Region and former country in present-day Mali

Méma is a region and former state in Mali, Africa, a key constituent kingdom in the Wagadou, Mali and Songhai Empires.

==Description==
A plain of alluvial deposits, Méma is situated north of Massina, west of Lake Debo and the Inner Niger Delta, and southwest of the Lakes Region. The now-senescent basin may have been the first settlement area for communities who migrated from distressed homelands of the Sahara during the last two millennia BC.

==History==
Méma was inhabited by 3800 BCE at the earliest by migrants from Azawad fleeing the drying Sahara. It was host to a large number of Stone Age villages, succeeded by hundreds of Iron Age cities, far pre-dating the settlement of Djenne-Jeno.

Historically, Méma was one of the smaller Soninke states, an important vassal or province of the Wagadou Empire. According to local legends it was founded by Biranin Tounkara, a slave or companion of Dinga, the legendary founder of Wagadou.

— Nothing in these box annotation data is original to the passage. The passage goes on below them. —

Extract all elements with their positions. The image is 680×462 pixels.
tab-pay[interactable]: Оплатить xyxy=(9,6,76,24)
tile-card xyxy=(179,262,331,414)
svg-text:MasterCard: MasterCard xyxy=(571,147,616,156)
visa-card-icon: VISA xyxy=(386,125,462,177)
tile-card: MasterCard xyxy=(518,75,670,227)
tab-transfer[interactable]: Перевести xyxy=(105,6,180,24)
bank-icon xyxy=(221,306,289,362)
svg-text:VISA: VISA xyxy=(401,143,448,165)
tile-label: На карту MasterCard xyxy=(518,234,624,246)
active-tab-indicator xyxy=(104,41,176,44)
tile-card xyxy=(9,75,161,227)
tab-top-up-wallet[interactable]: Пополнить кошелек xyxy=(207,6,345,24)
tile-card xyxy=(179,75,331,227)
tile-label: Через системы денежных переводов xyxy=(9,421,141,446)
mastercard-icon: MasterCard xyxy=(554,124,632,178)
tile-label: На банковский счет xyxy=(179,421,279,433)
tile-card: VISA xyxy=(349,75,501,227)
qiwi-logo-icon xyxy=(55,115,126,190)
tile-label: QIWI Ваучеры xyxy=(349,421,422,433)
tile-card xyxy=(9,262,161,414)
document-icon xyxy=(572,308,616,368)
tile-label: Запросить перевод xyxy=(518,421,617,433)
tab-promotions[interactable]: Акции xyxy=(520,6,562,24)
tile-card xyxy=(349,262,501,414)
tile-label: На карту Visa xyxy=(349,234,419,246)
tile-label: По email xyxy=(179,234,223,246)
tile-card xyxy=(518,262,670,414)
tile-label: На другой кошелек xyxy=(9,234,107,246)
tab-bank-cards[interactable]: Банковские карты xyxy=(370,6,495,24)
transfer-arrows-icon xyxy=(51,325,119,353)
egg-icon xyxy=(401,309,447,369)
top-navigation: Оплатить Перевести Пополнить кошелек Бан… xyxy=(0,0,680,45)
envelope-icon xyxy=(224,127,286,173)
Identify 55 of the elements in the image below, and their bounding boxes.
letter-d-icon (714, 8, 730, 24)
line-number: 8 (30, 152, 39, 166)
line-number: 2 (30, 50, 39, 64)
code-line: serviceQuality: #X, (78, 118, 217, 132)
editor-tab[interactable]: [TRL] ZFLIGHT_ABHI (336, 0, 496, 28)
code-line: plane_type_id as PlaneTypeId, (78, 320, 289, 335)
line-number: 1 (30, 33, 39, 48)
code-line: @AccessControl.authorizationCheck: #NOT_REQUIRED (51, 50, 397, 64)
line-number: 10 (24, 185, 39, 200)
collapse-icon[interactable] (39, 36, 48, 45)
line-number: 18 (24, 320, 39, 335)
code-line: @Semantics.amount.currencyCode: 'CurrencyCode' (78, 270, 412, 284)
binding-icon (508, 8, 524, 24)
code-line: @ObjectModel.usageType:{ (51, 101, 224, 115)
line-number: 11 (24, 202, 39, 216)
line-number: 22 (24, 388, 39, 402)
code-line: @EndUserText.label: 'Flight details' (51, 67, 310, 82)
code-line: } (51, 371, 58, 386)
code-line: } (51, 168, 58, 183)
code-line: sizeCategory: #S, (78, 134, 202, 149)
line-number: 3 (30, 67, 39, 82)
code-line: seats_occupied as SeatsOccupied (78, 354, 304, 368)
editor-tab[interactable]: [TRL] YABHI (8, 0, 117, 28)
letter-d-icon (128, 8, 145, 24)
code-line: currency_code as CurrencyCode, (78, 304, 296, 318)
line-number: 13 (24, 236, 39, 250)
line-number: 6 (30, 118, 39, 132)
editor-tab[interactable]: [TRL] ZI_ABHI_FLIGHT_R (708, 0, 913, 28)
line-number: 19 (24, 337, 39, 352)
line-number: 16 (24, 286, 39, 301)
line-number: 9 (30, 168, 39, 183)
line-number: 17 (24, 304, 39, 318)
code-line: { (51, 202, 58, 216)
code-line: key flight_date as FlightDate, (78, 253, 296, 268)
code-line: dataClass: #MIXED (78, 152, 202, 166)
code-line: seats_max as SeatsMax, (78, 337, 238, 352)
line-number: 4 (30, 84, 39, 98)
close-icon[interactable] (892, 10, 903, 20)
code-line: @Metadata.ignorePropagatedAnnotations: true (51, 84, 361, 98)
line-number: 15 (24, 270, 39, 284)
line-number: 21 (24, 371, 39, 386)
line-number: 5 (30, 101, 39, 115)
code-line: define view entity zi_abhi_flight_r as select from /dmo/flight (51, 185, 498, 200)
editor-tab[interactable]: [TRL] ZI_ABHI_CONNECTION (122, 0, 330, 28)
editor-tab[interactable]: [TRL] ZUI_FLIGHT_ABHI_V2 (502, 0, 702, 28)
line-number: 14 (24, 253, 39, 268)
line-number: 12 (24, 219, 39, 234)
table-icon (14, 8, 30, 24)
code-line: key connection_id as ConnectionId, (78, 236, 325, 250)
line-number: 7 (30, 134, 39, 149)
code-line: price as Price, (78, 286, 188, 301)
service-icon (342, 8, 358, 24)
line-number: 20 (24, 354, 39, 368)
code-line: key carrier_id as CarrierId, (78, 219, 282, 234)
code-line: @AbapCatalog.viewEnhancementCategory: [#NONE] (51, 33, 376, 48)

Historian Dierk Lange has argued that Ghana, rather than being situated to the northwest of the Niger Delta, was in fact centered in the Méma area.

After Wagadou's collapse around the end of the 12th century, Méma was one of the most important Soninke successor states. It appears several times in the Epic of Sundiata. The Tunkara (king) of Mema shelters Sundiata when he flees the Manding region, then provides cavalry to help him overthrow Soumaoro Kante and establish the Mali Empire, within which Mema held a special, more autonomous status. In 1433 the kingdom regained its independence before falling to the Songhai Empire by the middle of the century.

==Archaeology==

===Toladié===
Toladié, which dates between at least 430 CE and 670 CE, is the largest occupation site (76 hectares) in Mema. As a primary center in the region, Toladié utilized smelted iron tools produced by the communities of Akumbu, Boubou, Boundou, Boulel, Kobadie, Kolima, and Nampala for purposes of tribute and trade with the Ghana Empire.

===Akumbu===
At the Akumbu mound complex, in Mema, its archaeological findings date between 400 CE and 1400 CE; at the cultural deposit of AK3, which contained three human remains, the dates range between 400 CE and 600 CE. While two out of three human remains were in a fully decomposed state, one of the human remains were able to be determined to be a young adult (17–25 years old) female, who was buried with two copper bracelets - one on each wrist, 13 cowrie shells, 11 stone beads, and a fully intact pot.